Le prime mosse del nuovo regime, oltre alla ovvia revoca delle concessioni petrolifere, fu l’espulsione delle basi militari britanniche e delle comunità italiana ed ebraica. L’atteggiamento sprezzante e polemico con i paesi occidentali, soprattutto con la ex-potenza coloniale italiana, fu da subito una costante della nuova Libia, che inaugurò una politica di amicizia con i paesi non allineati.
Gheddafi pretendeva di dare alla Libia un ruolo da potenza regionale, intervenendo nelle crisi africane. Tra gli interventi di maggior rilievo vi è sicuramente quello in Ciad nel 1978.
La guerra durò per circa otto anni con alterne vicende fino a quando intervenne la Francia.
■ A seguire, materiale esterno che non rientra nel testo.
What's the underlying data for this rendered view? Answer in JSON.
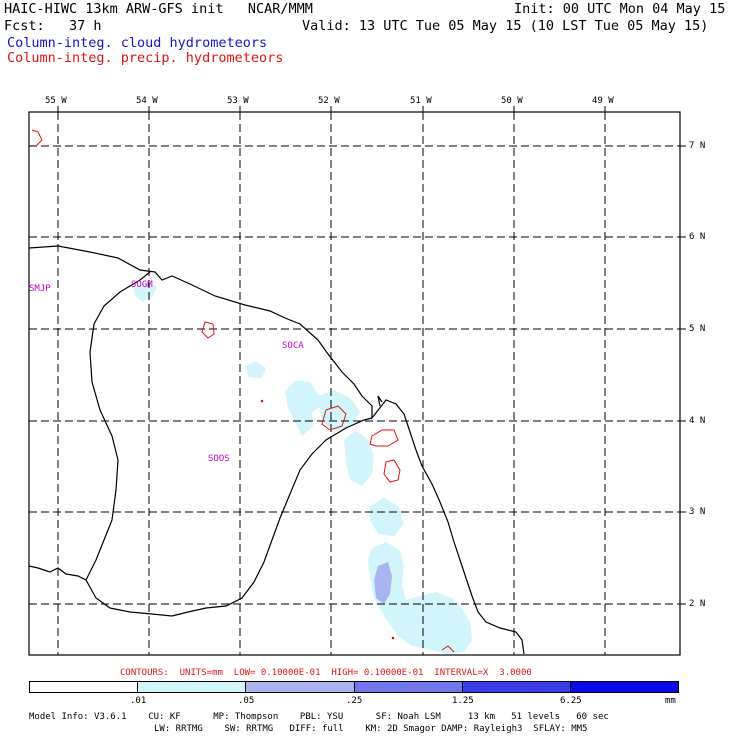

Con il supporto di Parigi nel 1987, l’esercito del Ciad passò alla controffensiva respingendo l’esercito libico fuori dai confini del paese. Durante il ritiro libico vennero catturati anche degli ufficiali, fra cui uno dei comandanti del contingente libico, il generale Khalifa Haftar. Quest’ultimo, dimostratosi critico verso la gestione bellica Gheddafi, venne consegnato agli Stati Uniti, che cercavano di abbattere il regime libico. Il progetto però non decollò mai, il generale Haftar visse negli Usa per i successivi 20 anni, diventandone cittadino. Il paese rimase nelle mani del Colonnello, il quale non investì mai i proventi dell’estrazione del greggio nel miglioramento delle condizioni di vita dei libici, le risorse erano destinate alla creazione di un unico stato arabo di cui la Libia era una piccola tessera.